The law favors the parent who consistently acts in the best interests of the child and allows the other parent frequent and continuing contact with the minor child. Be sure to think about what is best for your child when making parenting decisions. Ask yourself whether any actions you are taking are really what is best for your child in the long run and what emotional effect this will have on your child and your child’s development. Consult with the other parent as appropriate.
Life happens and circumstances change. Be flexible about trading days, allowing your child to take a vacation or attend a special event with the other parent, and your child’s extra-curricular activities. As your child grows older, their needs will change and so will your parenting style and schedule. Be willing to adapt to those life changes as well as the fact that the other parent may have different ideas about parenting than you do.
When creating a parenting plan, think about what will work best for you, the other parent, and your child’s schedule. Some parents prefer alternating weeks with a visitation schedule, while other parents prefer to have more contact with their child on a weekly basis. If you or the other parent have a demanding or time consuming job, take that into consideration when creating a parenting plan and be ready to suggest alternative arrangements to accommodate each other’s work schedules. Think about how any changes in visitation schedules will affect your child. Be sure to have extra clothes and the like for your child during all visitations, for example, so that your child does not have to carry their belongings back and forth during visitations.

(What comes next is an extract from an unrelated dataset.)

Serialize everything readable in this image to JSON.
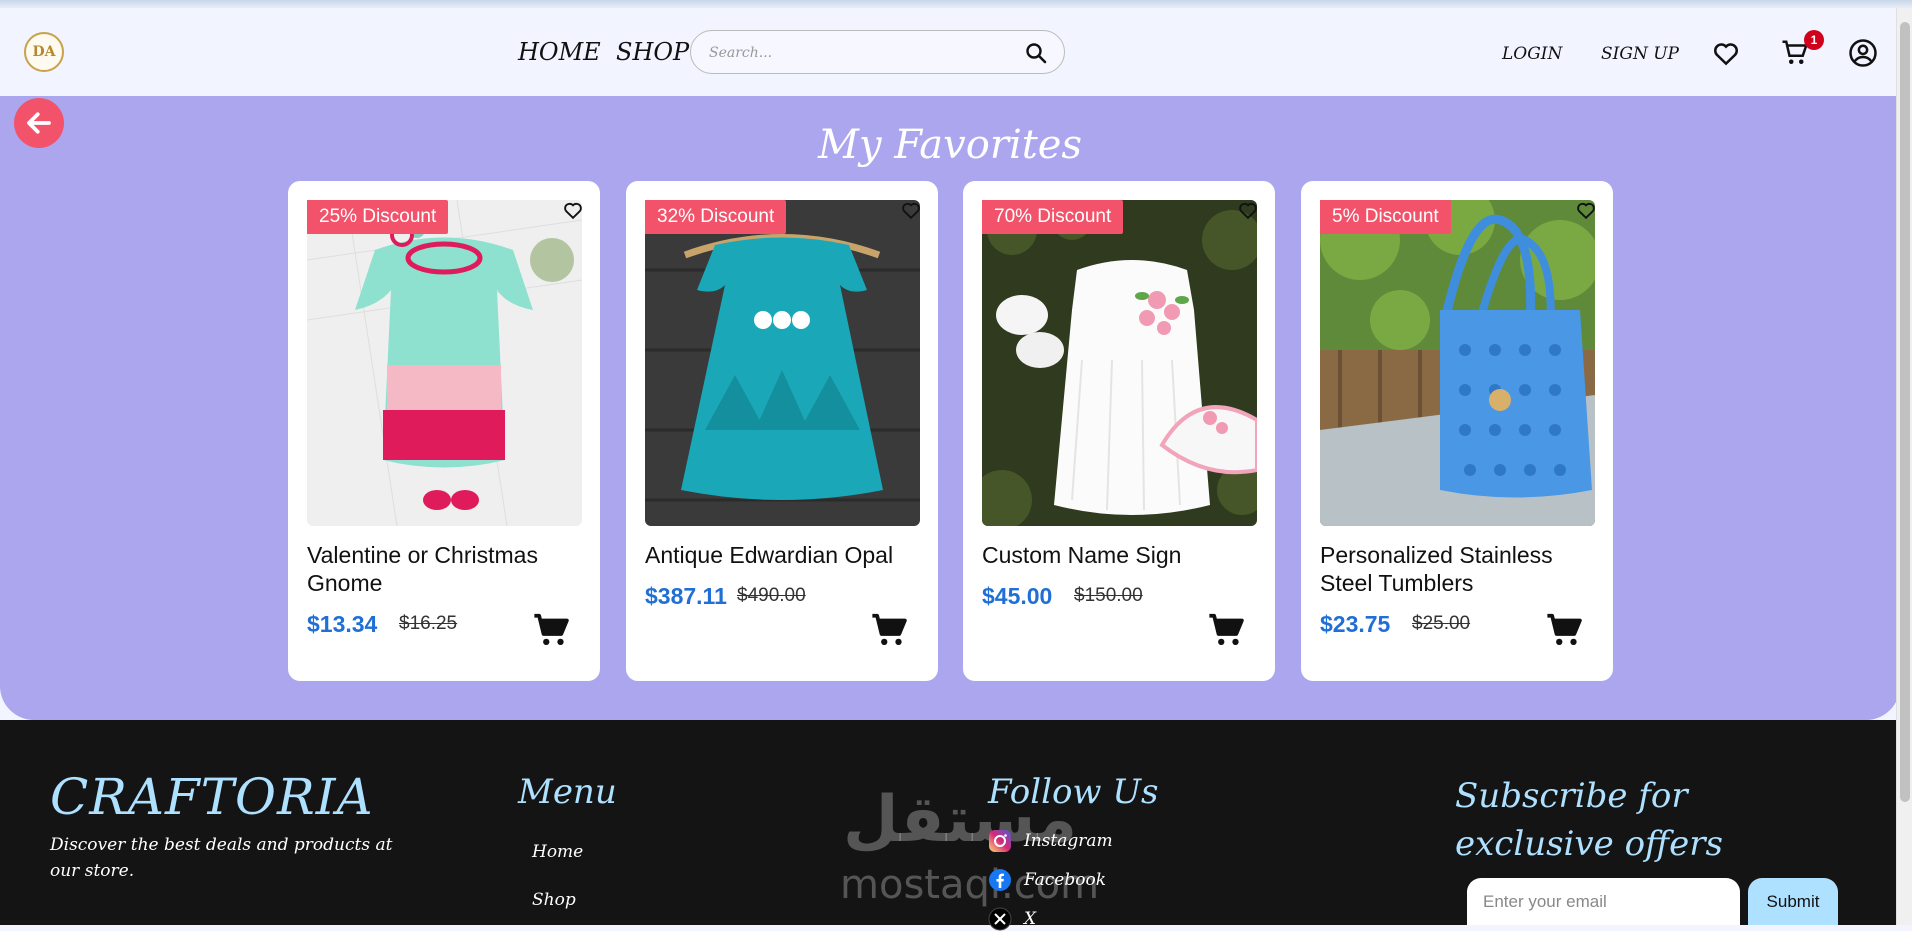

Keep an open dialogue with your child and encourage your child to have healthy relationships. For example, assuming no domestic violence or substance abuse or lifestyle issues, encourage your child to develop relationships with the other parent’s extended family, your extended family, and for your child to make friends.
Be willing to engage in and suggest alternative ways of communicating with your child during your and the other parent’s custody time. For example, make use of texts, phone calls, weekly dinners, and Face Time. Develop a check in system with your child and teach your child what to do in cases of emergency. Be sure to make clear to your child that you are always available in cases of emergency.
Parenting skills can always be improved and what skills you will need as a parent can change over time. For example, what a five year-old needs will be considerably different from what a teenager needs in terms of parenting. There are several options to help parents with their coping skills, parenting skills, and to provide emotional support. For example, there are parenting classes, therapists, physicians, attorneys, spiritual advisors, and community groups that many find to be great sources of support, education and comfort for parents.
Know what to say and what not to say. Discretion is often the better part of valor when it comes to custody negotiations or litigation. It is often best not to comment on every aspect of your custody litigation to third parties or to your child. If you feel your temper rising, for example, it might be best to take an emotional break before making any comments or simply say ‘I can’t really comment on that.’
When it comes to visitation schedules, have a back-up plan or two or three. Keep a list of babysitters, if appropriate, or persons who can care for your child in the event that you cannot. For example, if your flight is delayed from and out of town trip or you have to work late, make sure to have a list of persons you can call to pick up your child from school, feed them dinner, and make sure that they are cared for. Make sure to ask your back-up persons in advance if they are willing to be available to help with child care.